More flexible than a mortgage, easier to use than an assigned credit, the personal loan is a type of loan that offers many advantages to its beneficiaries. Here’s a quick roundup of Younited Credit’s advice on personal loans.
What is a personal loan?
The personal loan is a credit belonging to the category of consumer credit by which a loan is granted by a credit institution or a bank to a borrower
A loan to use without supporting documents
Unlike real loans, which are intended to finance a real estate project, the personal loan is characterized by the fact that it is not dedicated to a particular project. This means that its beneficiary can use it as he sees fit, without providing proof to his bank or credit institution.
The personal loan can therefore be used for various projects such as leisure, a vehicle, housing, or even simply to increase its cash flow in order to avoid, for example, paying too heavy agios in the event of a bank overdraft.
How does loan repayment work?
Like any credit, the personal loan obliges the person who took it out to repay the amount borrowed, but also all ancillary costs such as loan interest, insurance or file costs.

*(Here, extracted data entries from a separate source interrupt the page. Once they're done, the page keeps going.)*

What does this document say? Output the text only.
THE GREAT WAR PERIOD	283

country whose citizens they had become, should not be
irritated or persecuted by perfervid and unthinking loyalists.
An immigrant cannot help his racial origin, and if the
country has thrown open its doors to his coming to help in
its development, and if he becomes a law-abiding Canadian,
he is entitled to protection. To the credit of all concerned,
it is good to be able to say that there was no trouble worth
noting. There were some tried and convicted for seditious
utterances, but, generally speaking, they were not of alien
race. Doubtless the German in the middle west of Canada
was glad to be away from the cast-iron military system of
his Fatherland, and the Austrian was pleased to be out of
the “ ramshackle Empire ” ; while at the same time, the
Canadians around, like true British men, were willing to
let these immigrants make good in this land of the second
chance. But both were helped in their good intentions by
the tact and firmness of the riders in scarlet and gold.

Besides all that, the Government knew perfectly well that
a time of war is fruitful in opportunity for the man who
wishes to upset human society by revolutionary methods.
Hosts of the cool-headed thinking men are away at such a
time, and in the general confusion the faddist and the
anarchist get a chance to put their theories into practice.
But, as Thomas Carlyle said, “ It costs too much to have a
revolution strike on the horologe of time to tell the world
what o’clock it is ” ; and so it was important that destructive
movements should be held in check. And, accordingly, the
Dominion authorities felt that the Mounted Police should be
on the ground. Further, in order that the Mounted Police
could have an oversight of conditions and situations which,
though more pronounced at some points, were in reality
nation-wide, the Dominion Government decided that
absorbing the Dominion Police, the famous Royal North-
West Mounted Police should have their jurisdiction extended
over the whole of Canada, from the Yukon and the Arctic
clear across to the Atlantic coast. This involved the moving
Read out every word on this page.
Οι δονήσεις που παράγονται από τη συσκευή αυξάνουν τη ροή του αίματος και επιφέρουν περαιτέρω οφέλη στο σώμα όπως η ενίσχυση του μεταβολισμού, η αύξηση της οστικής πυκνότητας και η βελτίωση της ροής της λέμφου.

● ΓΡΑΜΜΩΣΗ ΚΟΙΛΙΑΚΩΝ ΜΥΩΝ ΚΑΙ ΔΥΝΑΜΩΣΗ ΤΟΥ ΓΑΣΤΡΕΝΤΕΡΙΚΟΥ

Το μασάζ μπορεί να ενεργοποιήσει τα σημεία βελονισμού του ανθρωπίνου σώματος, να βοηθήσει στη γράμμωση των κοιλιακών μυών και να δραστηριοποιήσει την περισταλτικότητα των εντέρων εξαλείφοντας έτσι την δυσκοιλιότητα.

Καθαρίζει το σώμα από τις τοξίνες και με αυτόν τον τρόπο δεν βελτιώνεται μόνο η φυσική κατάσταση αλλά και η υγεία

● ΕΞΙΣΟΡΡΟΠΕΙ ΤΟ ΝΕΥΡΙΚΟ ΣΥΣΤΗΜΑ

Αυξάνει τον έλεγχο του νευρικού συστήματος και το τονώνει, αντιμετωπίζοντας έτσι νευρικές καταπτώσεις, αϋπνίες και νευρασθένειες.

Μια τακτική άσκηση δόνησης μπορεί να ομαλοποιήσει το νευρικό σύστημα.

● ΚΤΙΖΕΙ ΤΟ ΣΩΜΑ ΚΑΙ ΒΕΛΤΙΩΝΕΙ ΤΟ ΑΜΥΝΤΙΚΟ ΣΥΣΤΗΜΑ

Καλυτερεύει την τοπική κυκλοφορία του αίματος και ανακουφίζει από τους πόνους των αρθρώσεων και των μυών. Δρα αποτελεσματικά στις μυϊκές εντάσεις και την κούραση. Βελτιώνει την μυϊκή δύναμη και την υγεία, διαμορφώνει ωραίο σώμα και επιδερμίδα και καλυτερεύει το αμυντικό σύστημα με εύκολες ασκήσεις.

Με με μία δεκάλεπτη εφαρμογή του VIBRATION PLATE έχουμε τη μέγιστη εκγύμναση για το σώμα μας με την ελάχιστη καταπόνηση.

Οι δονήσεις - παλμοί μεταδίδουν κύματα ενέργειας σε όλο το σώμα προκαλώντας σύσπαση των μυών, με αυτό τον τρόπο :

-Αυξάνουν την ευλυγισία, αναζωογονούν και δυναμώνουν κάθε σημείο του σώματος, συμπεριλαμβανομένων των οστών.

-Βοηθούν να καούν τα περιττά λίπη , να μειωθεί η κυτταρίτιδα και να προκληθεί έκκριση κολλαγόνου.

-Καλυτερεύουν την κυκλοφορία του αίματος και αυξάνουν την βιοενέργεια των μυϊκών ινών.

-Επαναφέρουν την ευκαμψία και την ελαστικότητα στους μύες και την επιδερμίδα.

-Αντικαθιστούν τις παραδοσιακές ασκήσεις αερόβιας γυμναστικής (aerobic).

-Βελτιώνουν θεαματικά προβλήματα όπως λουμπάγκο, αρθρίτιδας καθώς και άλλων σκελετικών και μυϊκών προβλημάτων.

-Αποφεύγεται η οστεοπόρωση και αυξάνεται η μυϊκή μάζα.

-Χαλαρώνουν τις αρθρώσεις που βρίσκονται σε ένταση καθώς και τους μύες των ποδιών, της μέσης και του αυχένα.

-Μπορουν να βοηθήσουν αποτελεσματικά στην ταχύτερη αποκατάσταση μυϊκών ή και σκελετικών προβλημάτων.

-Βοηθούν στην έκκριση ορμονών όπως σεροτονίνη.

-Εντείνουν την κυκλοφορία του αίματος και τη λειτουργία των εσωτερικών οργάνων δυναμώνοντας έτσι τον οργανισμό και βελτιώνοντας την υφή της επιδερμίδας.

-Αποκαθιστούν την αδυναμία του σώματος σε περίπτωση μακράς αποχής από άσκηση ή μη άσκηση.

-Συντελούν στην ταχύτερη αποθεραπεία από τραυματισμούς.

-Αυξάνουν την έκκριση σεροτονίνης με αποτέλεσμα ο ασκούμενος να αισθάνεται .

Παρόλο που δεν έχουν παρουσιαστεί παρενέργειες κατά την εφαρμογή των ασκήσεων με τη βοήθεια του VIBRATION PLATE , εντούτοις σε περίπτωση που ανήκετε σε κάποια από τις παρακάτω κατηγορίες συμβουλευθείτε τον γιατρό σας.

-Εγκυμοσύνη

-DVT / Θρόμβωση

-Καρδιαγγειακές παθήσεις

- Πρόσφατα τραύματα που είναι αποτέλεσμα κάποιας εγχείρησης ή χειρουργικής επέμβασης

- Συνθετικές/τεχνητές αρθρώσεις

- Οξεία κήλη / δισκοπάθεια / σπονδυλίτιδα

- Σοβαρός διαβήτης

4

In concrete terms, the borrower undertakes to repay each month, on a fixed or variable date, part of the capital borrowed, as well as the interest which constitutes what is called the cost of credit. The part of the capital as well as the interest on this part of the capital are grouped together to constitute the monthly payment to be reimbursed.
A loan that can be repaid early
Taking out a personal loan can be interesting for borrowers who have some visibility regarding their future repayments.
This reimbursement will generally be made in return for a penalty, the amount of which cannot exceed 1% of the amount of the credit when the duration remaining to be covered is greater than 1 year, and 0.5% if the duration remaining to be reimbursed is less. at 1 year.